Haas was an early opponent of the Vietnam War. Seeing the dangers of the cold war and nuclear proliferation, he generously supported organizations such as Project Ploughshares. Haas co-founded several organizations, including Business Executives for Nuclear Arms Control (BENAC), Professionals for Nuclear Arms Control (PRONAC), and the Project for Nuclear Awareness (PNA). He was instrumental in supporting the Chemical Weapons Convention, signed by President George H. W. Bush and passed through the Senate during President Bill Clinton's term of office. He supported the START Treaty and the defusing of cold war tensions by Mikhail Gorbachev, George Bush Sr., and Bill Clinton, and the bipartisan New START Treaty passed by the U.S. Senate and President Obama in 2010. Since 2008, the John C. & Chara C. Haas Award for International Peace and Social Justice has been awarded in the names of the Haas's.

==Conservation==
He was also an active proponent of conservation. In 2009 he and his wife gave a 160-acre hamlet known as Waterloo Mills, in Easttown Township, Chester County, to the Brandywine Conservancy for permanent preservation. They also entrusted 200 acres near Waterloo Mills to the Conservancy. Another 35 acres, with a mansion, were given to Episcopal Academy for a Lower School campus. Initiatives supported by the William Penn Foundation have included grants to Fairmount Park in Philadelphia, and the development of the Delaware River waterfront.

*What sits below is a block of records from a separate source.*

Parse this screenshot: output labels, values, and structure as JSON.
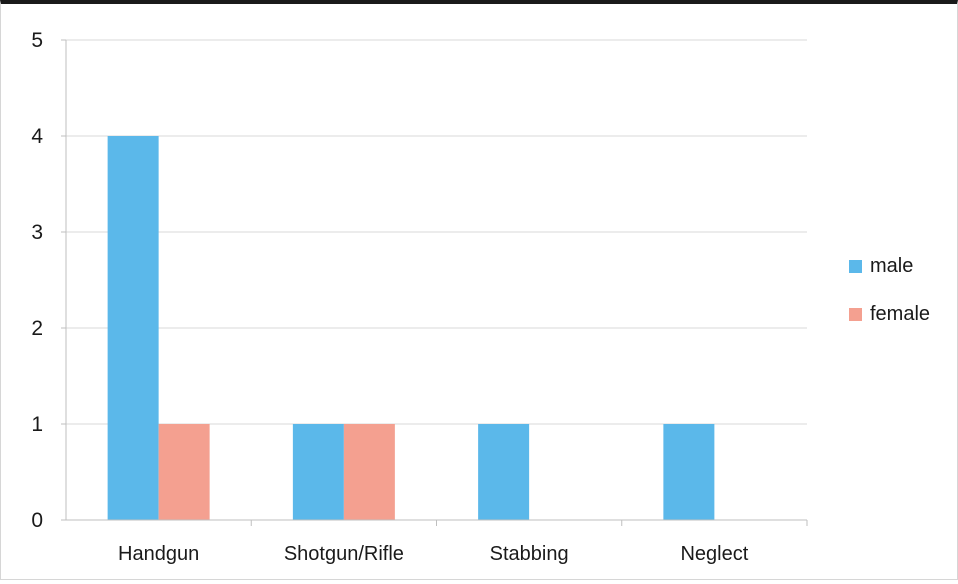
{
  "chart_data": {
    "type": "bar",
    "title": "",
    "xlabel": "",
    "ylabel": "",
    "categories": [
      "Handgun",
      "Shotgun/Rifle",
      "Stabbing",
      "Neglect"
    ],
    "series": [
      {
        "name": "male",
        "values": [
          4,
          1,
          1,
          1
        ],
        "color": "#5bb8ea"
      },
      {
        "name": "female",
        "values": [
          1,
          1,
          0,
          0
        ],
        "color": "#f4a090"
      }
    ],
    "ylim": [
      0,
      5
    ],
    "yticks": [
      0,
      1,
      2,
      3,
      4,
      5
    ],
    "grid": true,
    "legend": "right"
  }
}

As of April 20, 2016, the Haas family donated the 42-acre Stoneleigh estate in Villanova, including its Tudor Revival mansion, to Natural Lands. The garden was originally planned by the Olmsted Brothers, landscape architects John Charles Olmsted and Frederick Law Olmsted Jr. in a naturalistic style. In developing the garden, Natural Lands has emphasized native plants and sustainable ecological design. The decorative rabbits, which are a popular feature of the estate, will remain and, in fact, were refurbished as the original sculpture was rotting after years of outdoor exposure. The Main House was fully renovated to serve as offices and event space for Natural Lands' staff and to house the Organ Historical Society's library and archives.

==Later life==
Haas died of natural causes on April 2, 2011, at the age of 92.